Spanakopita - Spinach Pie

Ingredients:

1 1/2 kgr., 3.3 lb fresh spinach
dill
parsley
250 gr. 0.55 lb feta cheese
1 package filo
1/2 cup evaporated milk undiluted
1 cup oil
8 scallions
4-5 eggs
1/2 cup bread crumbs 
Salt and pepper

Preparation:

* Wash the spinach well and cut into smaller pieces.

    Next there are two ways to prepare the spinach:

      1. Put the spinach in a strainer and add about 1 Ts of salt.  Mix well.  When you have prepared the rest of the ingredients, take the spinach a little at a time and squeeze out the water. Squeeze it as well as you can, the water in the spinach will make the spanakopika soggy!

      2.  Add to a pot and turn on the heat until the water has evaporated.  Then add the herbs (cut) with a little oil, stir a couple of times and set aside to prepare the filo.

* Cut the scallions, dill, parsley in a large bowl (or directly into the pot to sate a little, depends on which method you use)

* Add the spinach, cubed feta, 1/2 of the oil, pepper, salt (be careful if you used the squeezing method not to make it salty feta is a bit salty too),  lightly beaten eggs.

* Oil the bottom of a round pan (preferably) and add the first sheet of filo.  Oil the top of that sheet and add another one.  Keep doing this until you add aprox. half the filo sheets.  Keep in mind that the sheets should be rotated so that there is filo all around the pan and that when you cover it up there won't be more in one place than another.

* Add the spinach etc.

* Sprinkle with the bread crumbs

* Add the rest of the filo adding oil on top of each new filo sheet (except for the last one on top)

* Roll the ends inwards so it looks nice or cut them out, whatever is easier for you

* Take a sharp knife and cut the pieces of the spanakopita (not all the way through just as a guide for cutting later)

* Pour the rest of the oil on top of the last filo sheet mixed with a little undiluted evaporated milk (the milk gives the spanakopita a nice brown color)

Cook until it has a nice brown color aprox. 1 hour at 180 degrees C aprox. 356 degrees F.


----------



## pdswife (Aug 13, 2008)

One of my favorites.  I love this warm out of the oven.  Thanks!!!!!


----------



## LadyCook61 (Aug 13, 2008)

thanks for sharing the recipe, it sounds delicious !


----------



## kitchenelf (Aug 13, 2008)

I can't make this anymore - haven't made it in years.  It seems my goal is to make it disappear as quickly as possible!!!!!!!!!!!!  I see you use oil versus butter.  Maybe I'll try it using my Sicilian olive oil instead of all that butter.  

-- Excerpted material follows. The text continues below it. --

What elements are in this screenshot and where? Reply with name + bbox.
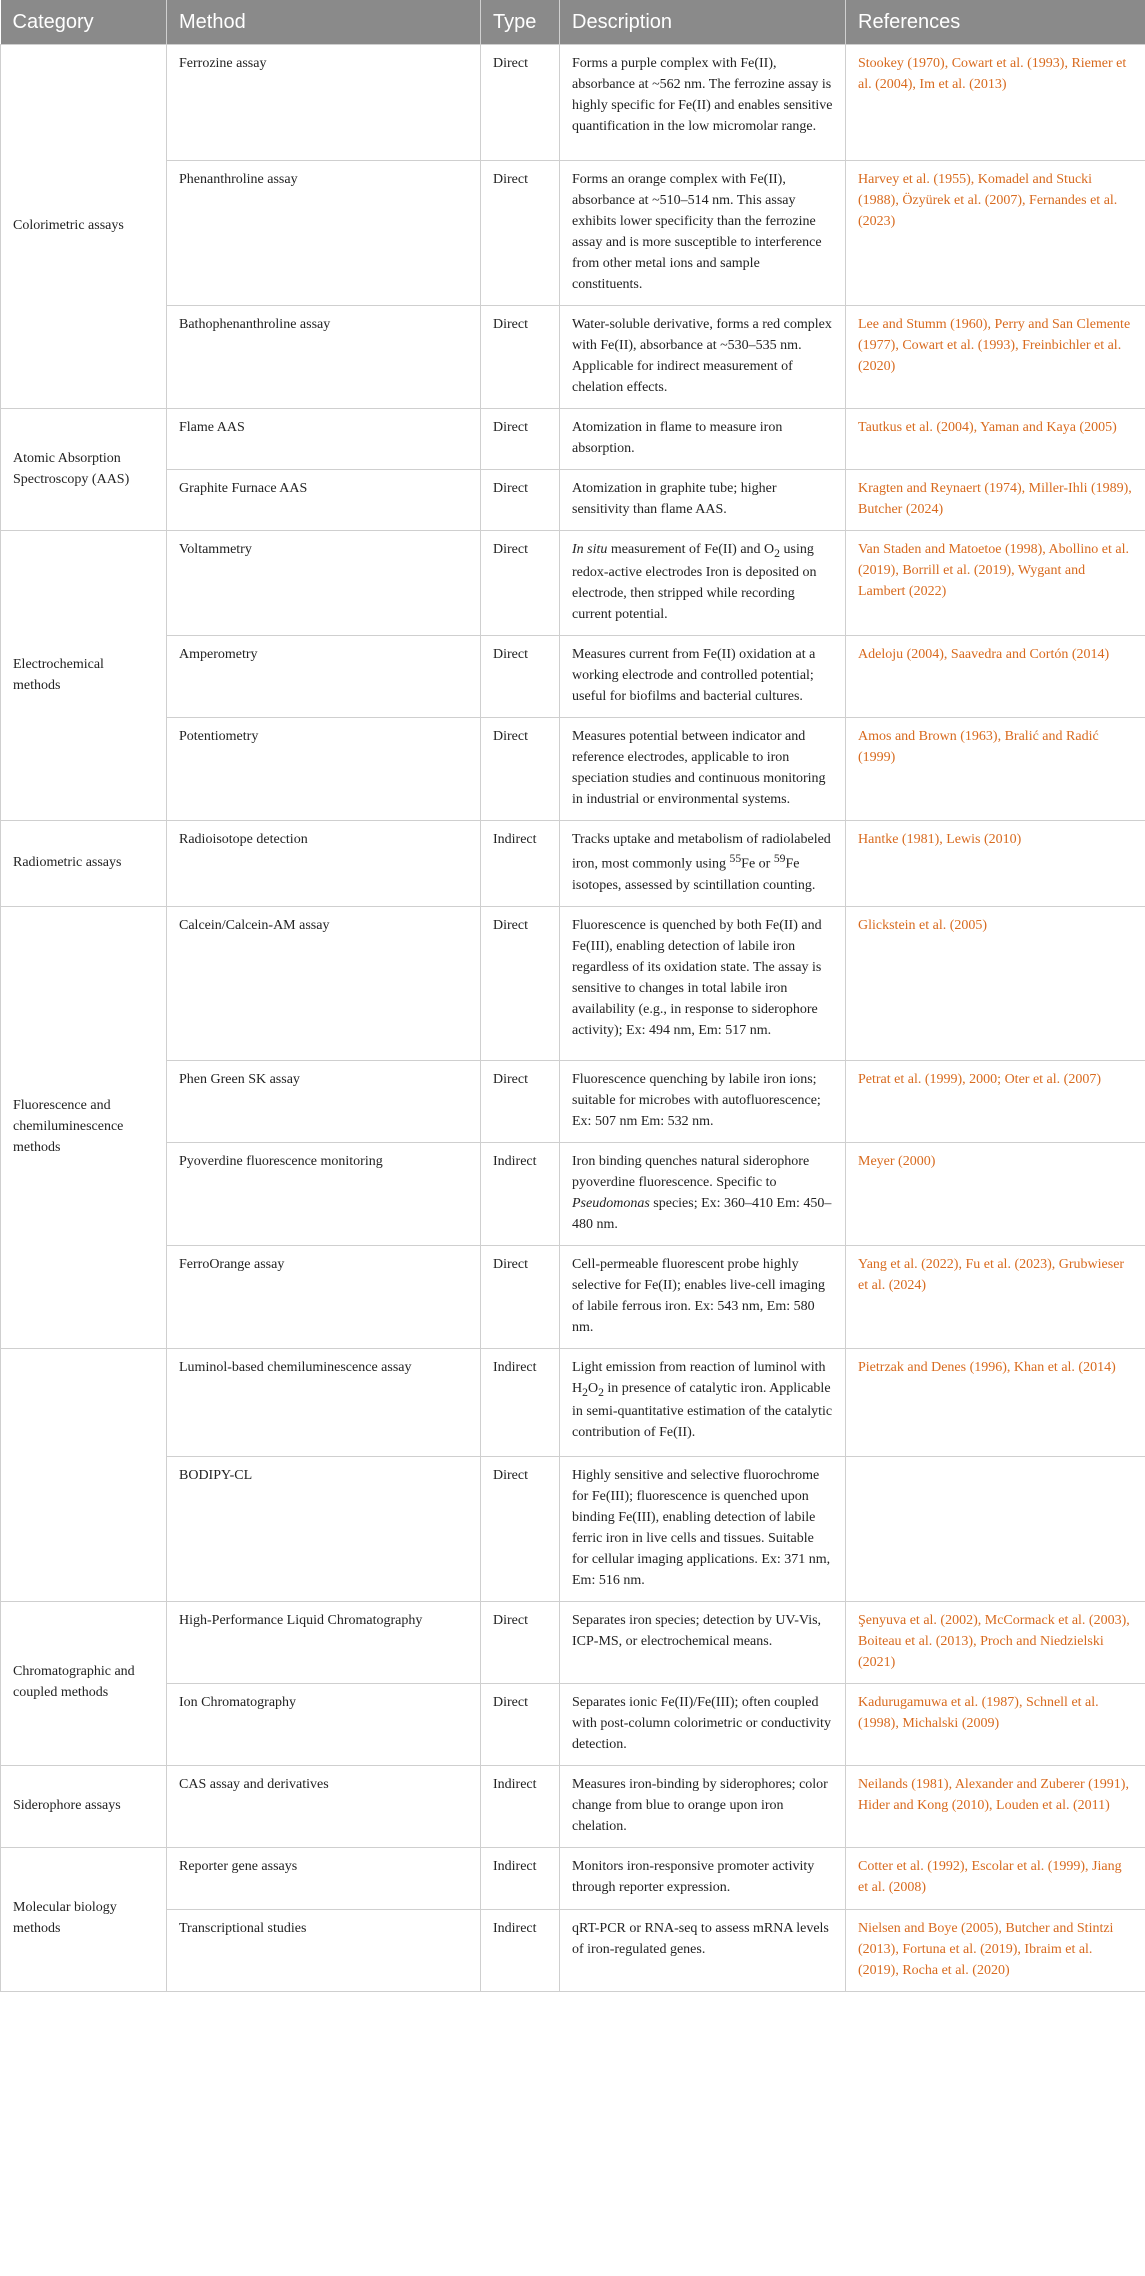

I've never used the evaporated milk - I'm pretty sure my recipe calls for cottage cheese?  I can't wait to try your recipe - YUM!!!!


----------



## BreezyCooking (Aug 13, 2008)

My Czech grandmother made the very BEST Spanokopita ever!! (At least in my opinion, & I've tried many versions.)

She only used chopped spinach, chopped onion, dill, & feta cheese in hers - no eggs, milk, bread crumbs, etc. - & wrapped the filling up in the phyllo "strudel style".  It was absolutely to die for, & still is, since that's the way I continue to make it today.

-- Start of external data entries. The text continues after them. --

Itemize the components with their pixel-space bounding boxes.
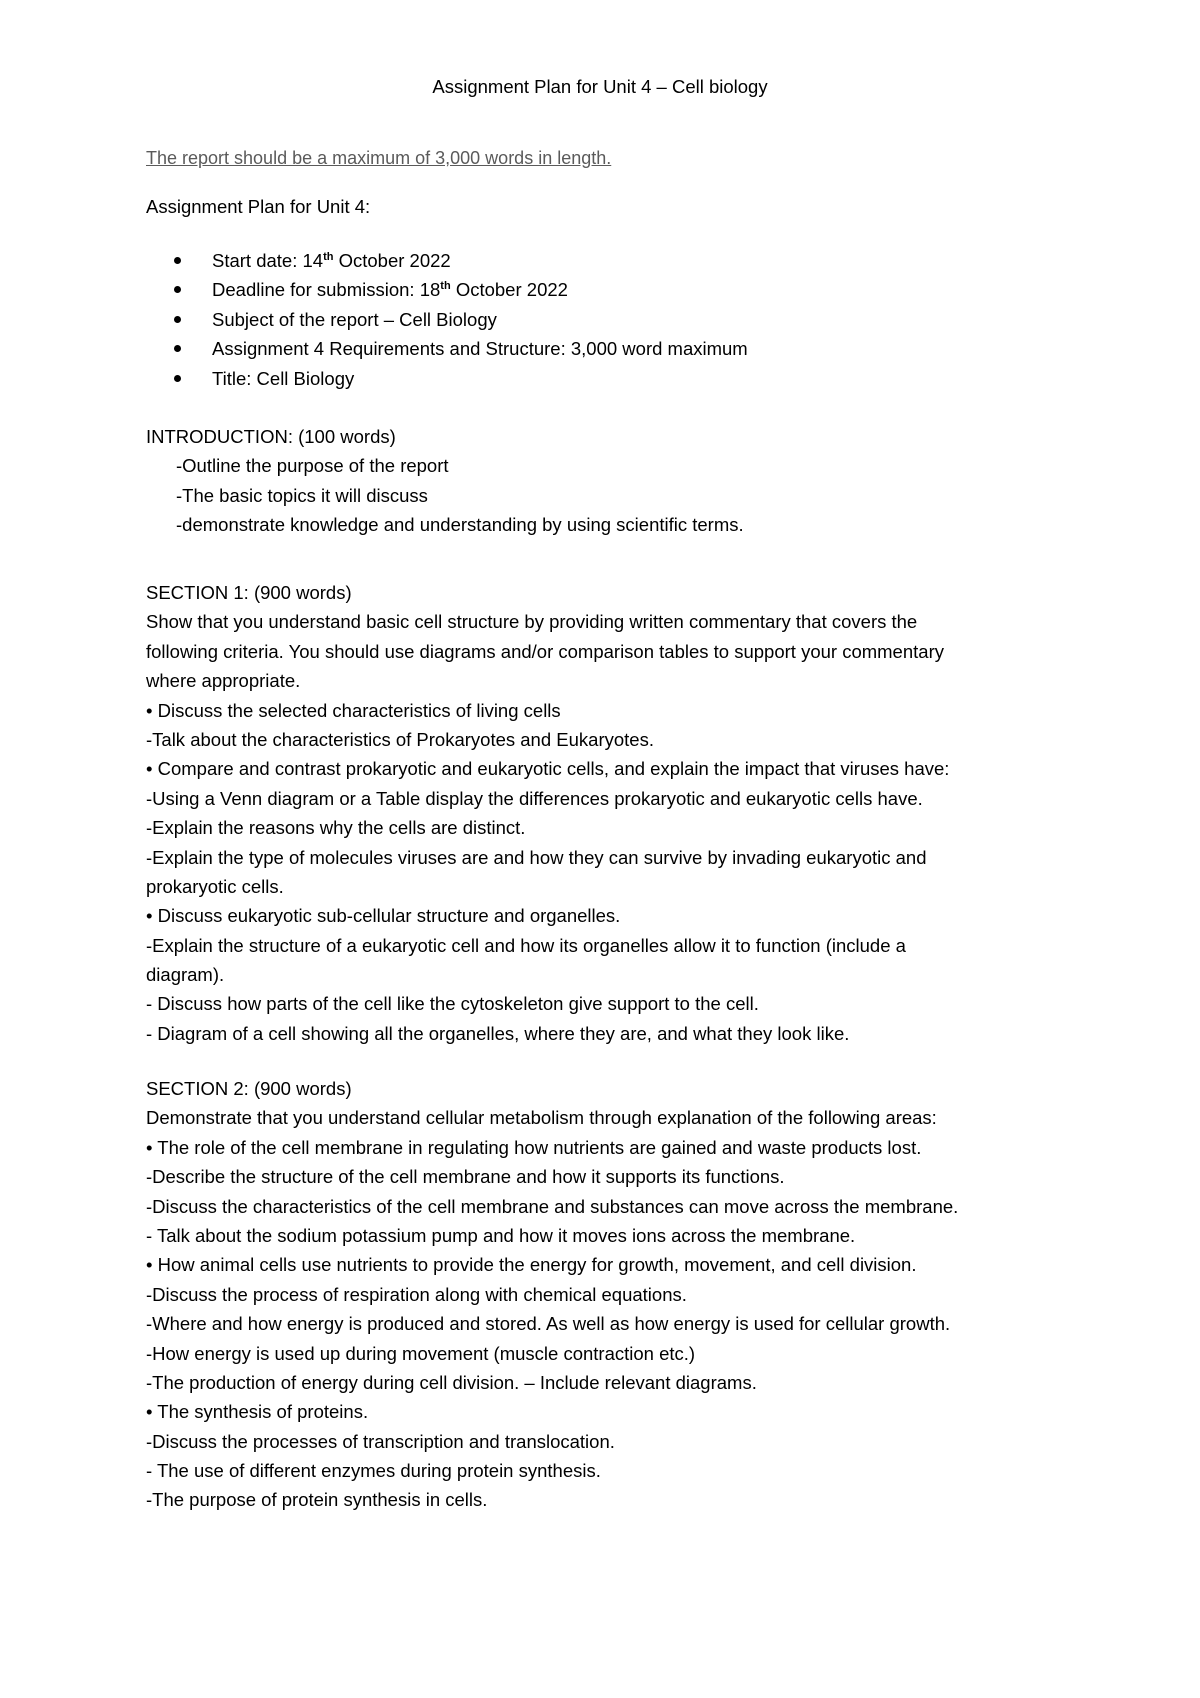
- section-1-line: -Talk about the characteristics of Prokaryotes and Eukaryotes.: [146, 728, 654, 750]
- plan-bullet-list: [146, 246, 748, 393]
- introduction-line: -Outline the purpose of the report: [176, 455, 449, 477]
- section-1-line: • Discuss eukaryotic sub-cellular structure and organelles.: [146, 905, 621, 927]
- section-1-line: • Compare and contrast prokaryotic and eukaryotic cells, and explain the impact that viruses have:: [146, 758, 950, 780]
- section-1-line: prokaryotic cells.: [146, 875, 284, 897]
- section-2-heading: SECTION 2: (900 words): [146, 1078, 352, 1099]
- section-2-line: -The purpose of protein synthesis in cells.: [146, 1489, 488, 1511]
- introduction-heading: INTRODUCTION: (100 words): [146, 426, 396, 447]
- bullet-item-deadline: [146, 275, 748, 304]
- bullet-item-subject: [146, 305, 748, 334]
- section-2-line: • How animal cells use nutrients to provide the energy for growth, movement, and cell division.: [146, 1254, 917, 1276]
- section-1-line: • Discuss the selected characteristics of living cells: [146, 699, 561, 721]
- section-1-line: diagram).: [146, 964, 225, 986]
- section-1-line: - Diagram of a cell showing all the organelles, where they are, and what they look like.: [146, 1022, 850, 1044]
- section-2-line: • The role of the cell membrane in regulating how nutrients are gained and waste products lost.: [146, 1136, 922, 1158]
- section-1-line: where appropriate.: [146, 670, 301, 692]
- section-2-line: -How energy is used up during movement (muscle contraction etc.): [146, 1342, 696, 1364]
- section-2-line: -Describe the structure of the cell membrane and how it supports its functions.: [146, 1166, 785, 1188]
- section-2-line: - The use of different enzymes during protein synthesis.: [146, 1460, 601, 1482]
- introduction-line: -The basic topics it will discuss: [176, 484, 428, 506]
- bullet-dot-icon: [174, 257, 181, 264]
- bullet-item-title: [146, 364, 748, 393]
- section-2-line: -Where and how energy is produced and stored. As well as how energy is used for cellular growth.: [146, 1313, 951, 1335]
- section-1-line: -Explain the reasons why the cells are distinct.: [146, 817, 526, 839]
- section-2-line: -Discuss the processes of transcription and translocation.: [146, 1430, 615, 1452]
- section-2-line: - Talk about the sodium potassium pump and how it moves ions across the membrane.: [146, 1224, 856, 1246]
- plan-heading: Assignment Plan for Unit 4:: [146, 196, 371, 217]
- section-1-line: -Explain the type of molecules viruses are and how they can survive by invading eukaryotic and: [146, 846, 927, 868]
- section-1-heading: SECTION 1: (900 words): [146, 582, 352, 603]
- introduction-section: [146, 422, 1066, 540]
- bullet-sup: th: [440, 280, 451, 293]
- bullet-dot-icon: [174, 345, 181, 352]
- section-2-line: Demonstrate that you understand cellular metabolism through explanation of the following areas:: [146, 1107, 937, 1129]
- bullet-dot-icon: [174, 316, 181, 323]
- section-1: [146, 578, 1066, 1048]
- bullet-text: Subject of the report – Cell Biology: [212, 308, 497, 330]
- section-1-line: -Using a Venn diagram or a Table display the differences prokaryotic and eukaryotic cells have.: [146, 787, 923, 809]
- bullet-item-requirements: [146, 334, 748, 363]
- word-limit-note: The report should be a maximum of 3,000 words in length.: [146, 148, 612, 168]
- bullet-dot-icon: [174, 286, 181, 293]
- page-title: Assignment Plan for Unit 4 – Cell biology: [432, 76, 768, 97]
- section-2-line: -Discuss the characteristics of the cell membrane and substances can move across the membrane.: [146, 1195, 959, 1217]
- bullet-text: Deadline for submission: 18: [212, 279, 441, 301]
- section-1-line: -Explain the structure of a eukaryotic cell and how its organelles allow it to function (include a: [146, 934, 906, 956]
- section-2: [146, 1074, 1066, 1515]
- bullet-text: Start date: 14: [212, 250, 324, 271]
- section-2-line: -The production of energy during cell division. – Include relevant diagrams.: [146, 1371, 757, 1393]
- section-1-line: Show that you understand basic cell structure by providing written commentary that covers the: [146, 611, 918, 633]
- section-1-line: following criteria. You should use diagrams and/or comparison tables to support your commentary: [146, 640, 944, 662]
- bullet-sup: th: [323, 251, 334, 263]
- bullet-item-start-date: [146, 246, 748, 275]
- bullet-text-suffix: October 2022: [333, 250, 451, 271]
- bullet-text: Title: Cell Biology: [212, 367, 355, 389]
- bullet-text-suffix: October 2022: [450, 279, 568, 301]
- section-2-line: -Discuss the process of respiration along with chemical equations.: [146, 1283, 687, 1305]
- section-1-line: - Discuss how parts of the cell like the cytoskeleton give support to the cell.: [146, 993, 759, 1015]
- bullet-dot-icon: [174, 375, 181, 382]
- introduction-line: -demonstrate knowledge and understanding by using scientific terms.: [176, 514, 744, 536]
- bullet-text: Assignment 4 Requirements and Structure: 3,000 word maximum: [212, 338, 748, 360]
- section-2-line: • The synthesis of proteins.: [146, 1401, 369, 1423]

A holiday wasn't a holiday unless Grandma brought this along.  My dad would reheat it, slice it, & serve it along with our holiday cocktails.  I serve it the same way, although frequently hubby & I have it all by its lonesome for a light lunch or supper.


----------



## Dina (Aug 13, 2008)

I make something similar except I add bacon bits and made into bite size pies.  I like your recipe Faye.  Thanks for sharing.


----------



## faye_arv (Aug 13, 2008)

I'm glad you liked it  

Something that a friend of mine does (I think they do it in Macedonia-Salonika) is when he takes it out of the oven and it is still hot, he opens it a little and adds yogurt.  

It's a good combination


----------



## jkath (Aug 14, 2008)

oh how I LOVE spanikopita!!!
I had the perfect recipe and then someone "borrowed" my book that it was in and never returned it!


----------